Virginia’s formidable mother marches into town to try and save her beloved child. She hires Eric Meecham to defend her daughter. Meecham is a local lawyer with one severe flaw: he cannot settle for the obvious explanation. He has to keep on digging and questioning, even when the answers get less and less convenient. Then, a strange-looking, soft-spoken man appears whose confession changes everything.

The book starts out almost as a comedy with the appearance of the overbearing Mrs Hamilton, Virginia’s mother, then morphs into a suspense novel with elements similar to a Golden Age murder mystery. But just a few chapters in, it becomes a study of psychological dependency and the drifting lives of losers. Millar was an acute observer of both individual psychology and social constraints, and she blends the two here with her customary page-turning abilities.

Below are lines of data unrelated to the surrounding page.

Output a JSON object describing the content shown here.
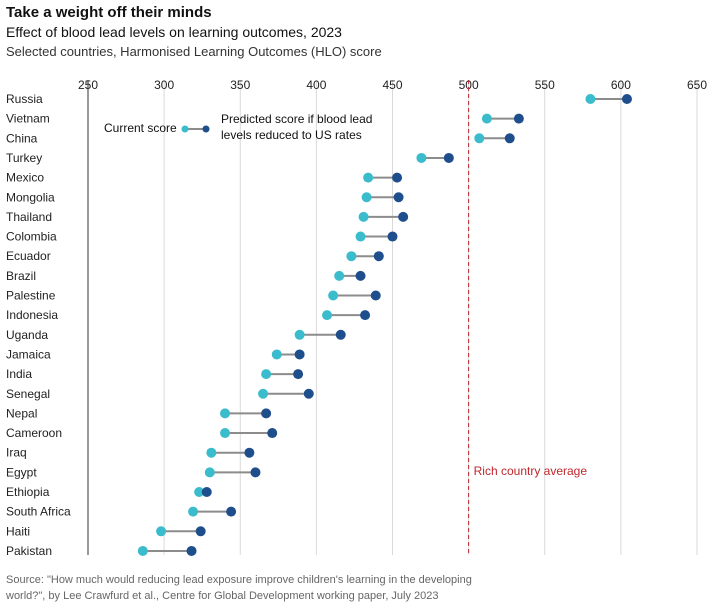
{
  "title": "Take a weight off their minds",
  "subtitle": "Effect of blood lead levels on learning outcomes, 2023",
  "description": "Selected countries, Harmonised Learning Outcomes (HLO) score",
  "source_line1": "Source: \"How much would reducing lead exposure improve children's learning in the developing",
  "source_line2": "world?\", by Lee Crawfurd et al., Centre for Global Development working paper, July 2023",
  "legend": {
    "current": "Current score",
    "predicted_line1": "Predicted score if blood lead",
    "predicted_line2": "levels reduced to US rates"
  },
  "colors": {
    "current": "#3bbccc",
    "predicted": "#1f4e8c",
    "connector": "#8c8c8c",
    "reference": "#c0272d",
    "grid": "#d9d9d9"
  },
  "chart_data": {
    "type": "dumbbell",
    "xlim": [
      250,
      650
    ],
    "x_ticks": [
      "250",
      "300",
      "350",
      "400",
      "450",
      "500",
      "550",
      "600",
      "650"
    ],
    "reference_line": {
      "value": 500,
      "label": "Rich country average"
    },
    "series": [
      {
        "name": "Current score",
        "key": "current"
      },
      {
        "name": "Predicted score if blood lead levels reduced to US rates",
        "key": "predicted"
      }
    ],
    "points": [
      {
        "country": "Russia",
        "current": 580,
        "predicted": 604
      },
      {
        "country": "Vietnam",
        "current": 512,
        "predicted": 533
      },
      {
        "country": "China",
        "current": 507,
        "predicted": 527
      },
      {
        "country": "Turkey",
        "current": 469,
        "predicted": 487
      },
      {
        "country": "Mexico",
        "current": 434,
        "predicted": 453
      },
      {
        "country": "Mongolia",
        "current": 433,
        "predicted": 454
      },
      {
        "country": "Thailand",
        "current": 431,
        "predicted": 457
      },
      {
        "country": "Colombia",
        "current": 429,
        "predicted": 450
      },
      {
        "country": "Ecuador",
        "current": 423,
        "predicted": 441
      },
      {
        "country": "Brazil",
        "current": 415,
        "predicted": 429
      },
      {
        "country": "Palestine",
        "current": 411,
        "predicted": 439
      },
      {
        "country": "Indonesia",
        "current": 407,
        "predicted": 432
      },
      {
        "country": "Uganda",
        "current": 389,
        "predicted": 416
      },
      {
        "country": "Jamaica",
        "current": 374,
        "predicted": 389
      },
      {
        "country": "India",
        "current": 367,
        "predicted": 388
      },
      {
        "country": "Senegal",
        "current": 365,
        "predicted": 395
      },
      {
        "country": "Nepal",
        "current": 340,
        "predicted": 367
      },
      {
        "country": "Cameroon",
        "current": 340,
        "predicted": 371
      },
      {
        "country": "Iraq",
        "current": 331,
        "predicted": 356
      },
      {
        "country": "Egypt",
        "current": 330,
        "predicted": 360
      },
      {
        "country": "Ethiopia",
        "current": 323,
        "predicted": 328
      },
      {
        "country": "South Africa",
        "current": 319,
        "predicted": 344
      },
      {
        "country": "Haiti",
        "current": 298,
        "predicted": 324
      },
      {
        "country": "Pakistan",
        "current": 286,
        "predicted": 318
      }
    ]
  }
}
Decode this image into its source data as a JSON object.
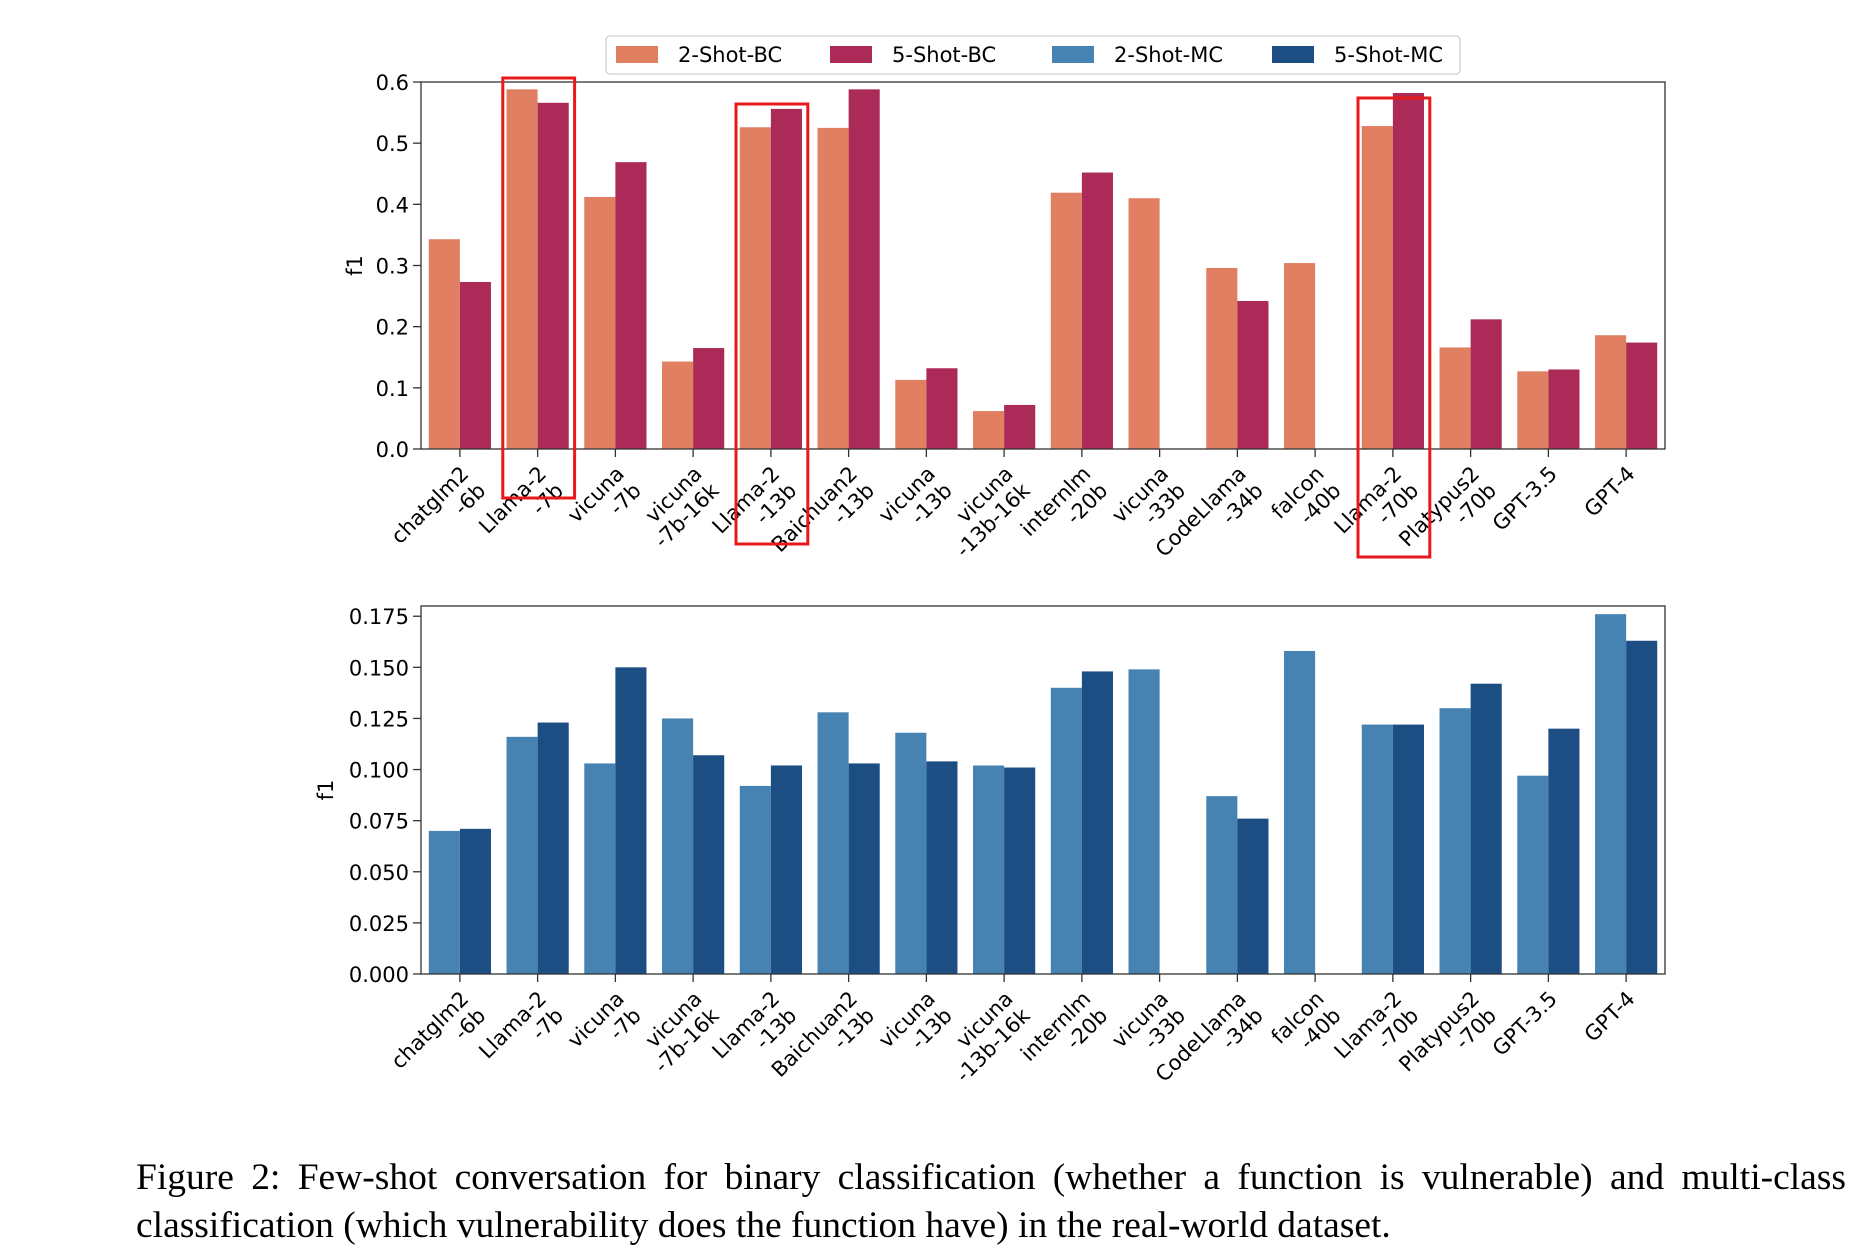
{
  "caption": {
    "prefix": "Figure 2:",
    "text": "Few-shot conversation for binary classification (whether a function is vulnerable) and multi-class classification (which vulnerability does the function have) in the real-world dataset."
  },
  "colors": {
    "2-Shot-BC": "#e07f62",
    "5-Shot-BC": "#ab2a58",
    "2-Shot-MC": "#4683b3",
    "5-Shot-MC": "#1c4e84",
    "highlight": "#e8191b"
  },
  "legend": [
    "2-Shot-BC",
    "5-Shot-BC",
    "2-Shot-MC",
    "5-Shot-MC"
  ],
  "chart_data": [
    {
      "type": "bar",
      "ylabel": "f1",
      "ylim": [
        0,
        0.6
      ],
      "yticks": [
        "0.0",
        "0.1",
        "0.2",
        "0.3",
        "0.4",
        "0.5",
        "0.6"
      ],
      "categories": [
        "chatglm2\n-6b",
        "Llama-2\n-7b",
        "vicuna\n-7b",
        "vicuna\n-7b-16k",
        "Llama-2\n-13b",
        "Baichuan2\n-13b",
        "vicuna\n-13b",
        "vicuna\n-13b-16k",
        "internlm\n-20b",
        "vicuna\n-33b",
        "CodeLlama\n-34b",
        "falcon\n-40b",
        "Llama-2\n-70b",
        "Platypus2\n-70b",
        "GPT-3.5",
        "GPT-4"
      ],
      "series": [
        {
          "name": "2-Shot-BC",
          "values": [
            0.343,
            0.588,
            0.412,
            0.143,
            0.526,
            0.525,
            0.113,
            0.062,
            0.419,
            0.41,
            0.296,
            0.304,
            0.528,
            0.166,
            0.127,
            0.186
          ]
        },
        {
          "name": "5-Shot-BC",
          "values": [
            0.273,
            0.566,
            0.469,
            0.165,
            0.556,
            0.588,
            0.132,
            0.072,
            0.452,
            null,
            0.242,
            null,
            0.582,
            0.212,
            0.13,
            0.174
          ]
        }
      ],
      "highlighted_categories": [
        1,
        4,
        12
      ],
      "grid": false
    },
    {
      "type": "bar",
      "ylabel": "f1",
      "ylim": [
        0,
        0.18
      ],
      "yticks": [
        "0.000",
        "0.025",
        "0.050",
        "0.075",
        "0.100",
        "0.125",
        "0.150",
        "0.175"
      ],
      "categories": [
        "chatglm2\n-6b",
        "Llama-2\n-7b",
        "vicuna\n-7b",
        "vicuna\n-7b-16k",
        "Llama-2\n-13b",
        "Baichuan2\n-13b",
        "vicuna\n-13b",
        "vicuna\n-13b-16k",
        "internlm\n-20b",
        "vicuna\n-33b",
        "CodeLlama\n-34b",
        "falcon\n-40b",
        "Llama-2\n-70b",
        "Platypus2\n-70b",
        "GPT-3.5",
        "GPT-4"
      ],
      "series": [
        {
          "name": "2-Shot-MC",
          "values": [
            0.07,
            0.116,
            0.103,
            0.125,
            0.092,
            0.128,
            0.118,
            0.102,
            0.14,
            0.149,
            0.087,
            0.158,
            0.122,
            0.13,
            0.097,
            0.176
          ]
        },
        {
          "name": "5-Shot-MC",
          "values": [
            0.071,
            0.123,
            0.15,
            0.107,
            0.102,
            0.103,
            0.104,
            0.101,
            0.148,
            null,
            0.076,
            null,
            0.122,
            0.142,
            0.12,
            0.163
          ]
        }
      ],
      "grid": false
    }
  ]
}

In other novels, the Canadian author Millar uses a more expansive style as she delves deep into her protagonists’ psyche. What is striking in this novel is how much is left unsaid in both dialogue and description. We are not privy to what goes on behind the facade and only get to observe the characters’ actions. In this respect, Vanish in an Instant is reminiscent of Jean-Patrick Manchette’s Fatale. (Interestingly, the French author modelled his work on American hardboiled detective fiction.) Every turn of the head, every hesitation, every furtive tear leaves an impression and makes us wonder. There is so much that is simmering, repressed, under the surface. Margaret Millar is certainly the queen of the minute details.

Another thing which makes her a very modern author, although she wrote the bulk of her work in the 1940s and 50s, is her ease with moral ambiguity. None of her characters are perfect, nothing is clear cut or black and white. There is one perfect quote in the book which illuminates Millar’s entire approach to writing crime fiction: “Where did you get the idea that there are only white saints and black sinners in this world?” Morality has its limitations and truth is complex and anything but comforting.

For more unusual and classic examples of noir, you could try Simenon’s Dirty Snow, or Patricia Highsmith’s The Two Faces of January.